For most Americans, the face of Islamic “terror” is a fighter in the Taliban, reprehensible for his backward misogyny and terrible record on women’s rights.
A terrible record on women's rights almost exactly matched by the governments of many countries that the U.S. not only recognizes diplomatically, but sells shit tons of weapons to and considers major allies.
(The Taliban, at least, came by their American weapons honestly. We just left them behind for them to take.)
20 years later, with the sting of defeat in Afghanistan still in our mouths, the wages of American imperialism become clear.
We’re just not that good at it. We need to stop.
Virtually all of our living memory is a decades-long record of sending American troops into wars they have no business in.
Arguably, the last industrialized, nearly equal opponent we defeated in an essentially one-on-one fight was Imperial Japan.
(Hey Jim, what about the Nazis, you say? A full 75-80 percent of the Nazi war effort went to fighting Russians, not Americans or British. The Red Army had already been steamrolling the Germans for a full year before the D-Day landings, which unfortunately are about the only thing Americans are taught about World War II.)
Nearly every fight we’ve sent American fighting men and women into in the 75 years since World War II has mostly been either a losing one or one against vastly outmatched opponents, mostly in the service of weapons contractors and U.S corporate interests for whom military victory is tangential.
The image of helicopters assisting fleeing Americans, doubly iconic from both Vietnam and now from Afghanistan, isn't an anomaly. It's baked in the cake.

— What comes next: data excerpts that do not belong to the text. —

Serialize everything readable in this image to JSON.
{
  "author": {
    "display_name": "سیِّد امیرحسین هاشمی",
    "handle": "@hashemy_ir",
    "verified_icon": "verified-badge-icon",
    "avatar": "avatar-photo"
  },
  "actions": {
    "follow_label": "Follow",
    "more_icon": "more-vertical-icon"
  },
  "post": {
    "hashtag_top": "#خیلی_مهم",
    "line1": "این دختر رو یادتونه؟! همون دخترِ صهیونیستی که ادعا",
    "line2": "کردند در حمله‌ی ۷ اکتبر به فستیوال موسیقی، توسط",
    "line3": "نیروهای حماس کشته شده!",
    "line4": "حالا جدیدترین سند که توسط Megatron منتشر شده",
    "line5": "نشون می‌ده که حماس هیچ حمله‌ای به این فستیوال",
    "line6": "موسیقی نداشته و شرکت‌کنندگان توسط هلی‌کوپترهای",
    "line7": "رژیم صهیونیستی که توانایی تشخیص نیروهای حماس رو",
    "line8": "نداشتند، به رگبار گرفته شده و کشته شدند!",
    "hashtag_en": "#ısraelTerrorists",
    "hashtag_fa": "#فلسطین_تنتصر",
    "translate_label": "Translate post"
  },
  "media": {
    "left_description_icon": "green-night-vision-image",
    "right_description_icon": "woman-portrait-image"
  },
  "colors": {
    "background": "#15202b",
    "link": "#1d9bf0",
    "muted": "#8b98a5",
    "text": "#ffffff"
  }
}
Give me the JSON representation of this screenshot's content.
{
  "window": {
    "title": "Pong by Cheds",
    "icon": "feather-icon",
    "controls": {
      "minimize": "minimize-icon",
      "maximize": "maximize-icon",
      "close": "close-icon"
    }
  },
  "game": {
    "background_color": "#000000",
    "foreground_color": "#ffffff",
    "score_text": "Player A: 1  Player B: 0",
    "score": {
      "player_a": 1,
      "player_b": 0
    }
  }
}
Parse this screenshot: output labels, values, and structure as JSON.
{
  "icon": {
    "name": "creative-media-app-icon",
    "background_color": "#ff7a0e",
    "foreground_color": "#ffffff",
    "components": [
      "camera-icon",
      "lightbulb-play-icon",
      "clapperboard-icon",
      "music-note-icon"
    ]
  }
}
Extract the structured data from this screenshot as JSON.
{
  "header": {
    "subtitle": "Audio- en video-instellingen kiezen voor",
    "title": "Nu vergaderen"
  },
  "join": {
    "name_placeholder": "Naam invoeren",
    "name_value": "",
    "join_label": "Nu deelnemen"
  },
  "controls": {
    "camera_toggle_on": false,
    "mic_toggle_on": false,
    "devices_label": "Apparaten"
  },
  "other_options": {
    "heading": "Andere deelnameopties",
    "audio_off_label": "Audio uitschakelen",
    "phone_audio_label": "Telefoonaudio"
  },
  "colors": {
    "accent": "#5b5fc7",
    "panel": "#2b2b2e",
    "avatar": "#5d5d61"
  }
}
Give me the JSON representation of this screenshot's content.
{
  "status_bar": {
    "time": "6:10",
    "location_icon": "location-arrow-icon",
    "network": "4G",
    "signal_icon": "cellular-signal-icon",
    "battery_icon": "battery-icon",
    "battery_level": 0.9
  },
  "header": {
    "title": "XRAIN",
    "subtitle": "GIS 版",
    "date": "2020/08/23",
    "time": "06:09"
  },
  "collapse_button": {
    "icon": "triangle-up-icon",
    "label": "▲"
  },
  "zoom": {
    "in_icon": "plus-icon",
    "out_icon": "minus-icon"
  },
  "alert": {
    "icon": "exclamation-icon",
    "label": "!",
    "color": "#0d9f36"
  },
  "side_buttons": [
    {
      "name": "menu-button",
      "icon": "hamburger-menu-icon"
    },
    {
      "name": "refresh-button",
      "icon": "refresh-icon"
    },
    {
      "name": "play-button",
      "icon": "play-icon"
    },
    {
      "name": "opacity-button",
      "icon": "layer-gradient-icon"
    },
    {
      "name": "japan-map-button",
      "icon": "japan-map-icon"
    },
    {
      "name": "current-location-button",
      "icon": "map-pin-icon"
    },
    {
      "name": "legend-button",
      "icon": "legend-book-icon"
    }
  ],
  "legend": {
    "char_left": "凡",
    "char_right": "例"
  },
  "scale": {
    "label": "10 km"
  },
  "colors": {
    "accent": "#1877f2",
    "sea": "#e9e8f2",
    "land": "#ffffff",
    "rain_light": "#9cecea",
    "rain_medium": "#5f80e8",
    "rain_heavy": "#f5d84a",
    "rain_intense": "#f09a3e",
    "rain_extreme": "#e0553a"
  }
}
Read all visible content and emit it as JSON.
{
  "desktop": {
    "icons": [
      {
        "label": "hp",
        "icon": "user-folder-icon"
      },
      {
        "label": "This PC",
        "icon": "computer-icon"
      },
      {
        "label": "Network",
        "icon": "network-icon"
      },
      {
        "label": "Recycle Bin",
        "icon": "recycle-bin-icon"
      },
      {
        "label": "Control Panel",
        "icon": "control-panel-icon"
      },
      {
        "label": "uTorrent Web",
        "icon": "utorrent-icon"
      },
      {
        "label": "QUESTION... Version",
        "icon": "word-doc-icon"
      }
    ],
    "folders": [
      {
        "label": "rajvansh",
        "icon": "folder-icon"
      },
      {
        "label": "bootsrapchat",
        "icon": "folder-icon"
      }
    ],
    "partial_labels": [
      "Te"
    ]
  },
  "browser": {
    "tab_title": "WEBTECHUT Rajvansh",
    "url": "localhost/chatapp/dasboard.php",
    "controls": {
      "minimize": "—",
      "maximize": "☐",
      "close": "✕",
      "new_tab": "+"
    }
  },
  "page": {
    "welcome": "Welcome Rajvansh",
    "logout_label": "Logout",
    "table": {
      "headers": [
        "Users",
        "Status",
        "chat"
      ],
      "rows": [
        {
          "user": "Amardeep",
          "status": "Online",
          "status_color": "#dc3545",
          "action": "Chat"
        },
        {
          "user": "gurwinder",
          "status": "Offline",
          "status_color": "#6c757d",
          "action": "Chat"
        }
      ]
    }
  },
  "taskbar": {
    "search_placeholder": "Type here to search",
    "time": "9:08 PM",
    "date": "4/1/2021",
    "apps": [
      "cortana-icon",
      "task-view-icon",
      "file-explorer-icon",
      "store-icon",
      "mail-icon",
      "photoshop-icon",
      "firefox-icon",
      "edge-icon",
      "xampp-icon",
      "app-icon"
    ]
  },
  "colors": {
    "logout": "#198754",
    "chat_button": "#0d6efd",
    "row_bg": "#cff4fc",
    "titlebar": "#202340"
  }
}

The key is not victory, but in milking the wars and milking the system. To get the American public’s buy-in for that requires an almost never-ending amount of propaganda and mendacity, on the part of our media and our ruling establishment in both parties.
Hey kids — I think you might be the generation that’s finally able to break the vicious cycle.
I’m sorry we fucked things up so bad that it got to this point.